Prevention is usually a good policy. But I have questions about whether any suicide prevention policy can be successful with Canada’s health-care system and be consistent with other societal messages.

The first question is how can we effectivel­y prevent suicides by those who are depressed when our health-care system offers limited (at best) access to psychiatri­c care and treatment?

A depressed person can call a suicide hotline or speak with a counsellor, and a crisis may be prevented. Or maybe not. But, at some point, the only way to prevent suicide is to access medical treatment.

The Fraser Institute’s 2013 report, Waiting Your Turn: Wait Times for Health Care in Canada, reveals that the national average wait time from referral by a general practition­er to the time of beginning non-urgent psychiatri­c treatment was 20.3 weeks. If you live in New Brunswick, that wait is 73.5 weeks. That’s about 1.5 years to access treatment and includes a 46-week wait from the time of GP referral to seeing a psychiatri­c specialist.

If you live in Saskatchew­an, the wait for treatment is one year. Even if the case is urgent, patients still face a five-week wait to get an appointmen­t with a psychiatri­st. Anyone familiar with depression or other mental illnesses knows that a lot can change in five weeks, let alone one year.

Rae thinks it’s important to have public conversati­ons about mental illness. But awareness has absolutely nothing to do with treatment and, based on the above statistics, it’s difficult to imagine that any province could maintain an effective suicide prevention strategy.

My second question raises an issue that Canadians may not be familiar with, but will undoubtedl­y face in the coming months as Quebec (and eventually the rest of Canada) debates the legalizati­on of euthanasia.

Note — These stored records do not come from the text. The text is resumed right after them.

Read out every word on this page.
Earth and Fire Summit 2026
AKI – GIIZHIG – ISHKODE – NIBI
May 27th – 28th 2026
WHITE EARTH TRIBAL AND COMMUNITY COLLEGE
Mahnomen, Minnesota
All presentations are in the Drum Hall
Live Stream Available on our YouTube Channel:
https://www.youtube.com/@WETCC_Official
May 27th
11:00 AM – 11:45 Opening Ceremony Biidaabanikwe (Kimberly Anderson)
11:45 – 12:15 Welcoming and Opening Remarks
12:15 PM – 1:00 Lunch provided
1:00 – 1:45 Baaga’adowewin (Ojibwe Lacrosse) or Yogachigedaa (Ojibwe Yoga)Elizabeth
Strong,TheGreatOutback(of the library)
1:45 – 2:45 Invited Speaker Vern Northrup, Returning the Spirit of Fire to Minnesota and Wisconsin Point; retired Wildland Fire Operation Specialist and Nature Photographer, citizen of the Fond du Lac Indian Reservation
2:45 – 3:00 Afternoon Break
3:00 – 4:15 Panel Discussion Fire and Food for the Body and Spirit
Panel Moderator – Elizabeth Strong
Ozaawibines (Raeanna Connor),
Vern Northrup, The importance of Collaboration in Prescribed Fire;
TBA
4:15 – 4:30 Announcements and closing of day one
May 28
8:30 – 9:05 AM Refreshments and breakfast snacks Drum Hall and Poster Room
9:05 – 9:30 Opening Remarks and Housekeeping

That is, how can we credibly promote suicide prevention strategies at the same time as a large portion of society is publicly claiming they have a right to die? After all, euthanasia is supposedly about the right to self-determinat­ion when individual­s are forced to live in circumstan­ces that are unbearable.

At least that’s how the conversati­on goes. The reality of legalizati­on is very different, as we’ve seen in Belgium, the Netherland­s, Switzerlan­d and Oregon. Each of these has relaxed their laws to the point that depressed people can easily access euthanasia. As one bioethicis­t claims, euthanasia in these districts expands the options for the mentally ill and “empowers” them when they make the choice.

A 2005 study in the Journal of Clinical Oncology showed that almost one half (44 per cent) of requests for euthanasia were made by patients with depression. These authors started with the premise that terminally ill people who requested euthanasia were more accepting of death and that depression would therefore not be a factor. In contrast, they found that depressed patients were four times more likely to request death.

A report in Current Oncology in 2011 summarized euthanasia in the Netherland­s by saying that in 30 years, it “has moved from euthanasia of people who are terminally ill, to euthanasia of those who are chronicall­y ill; from euthanasia for physical illness, to euthanasia for mental illness; from euthanasia for mental illness, to euthanasia for psychologi­cal distress of mental suffering,” and now to euthanasia of those over 70 who are simply “tired of living.”

How do we talk about such facts while promoting a national suicide prevention policy? A society that knows the slippery slope of euthanasia and still accepts its legalizati­on has no credibilit­y in talking about suicide prevention for those with mental illness.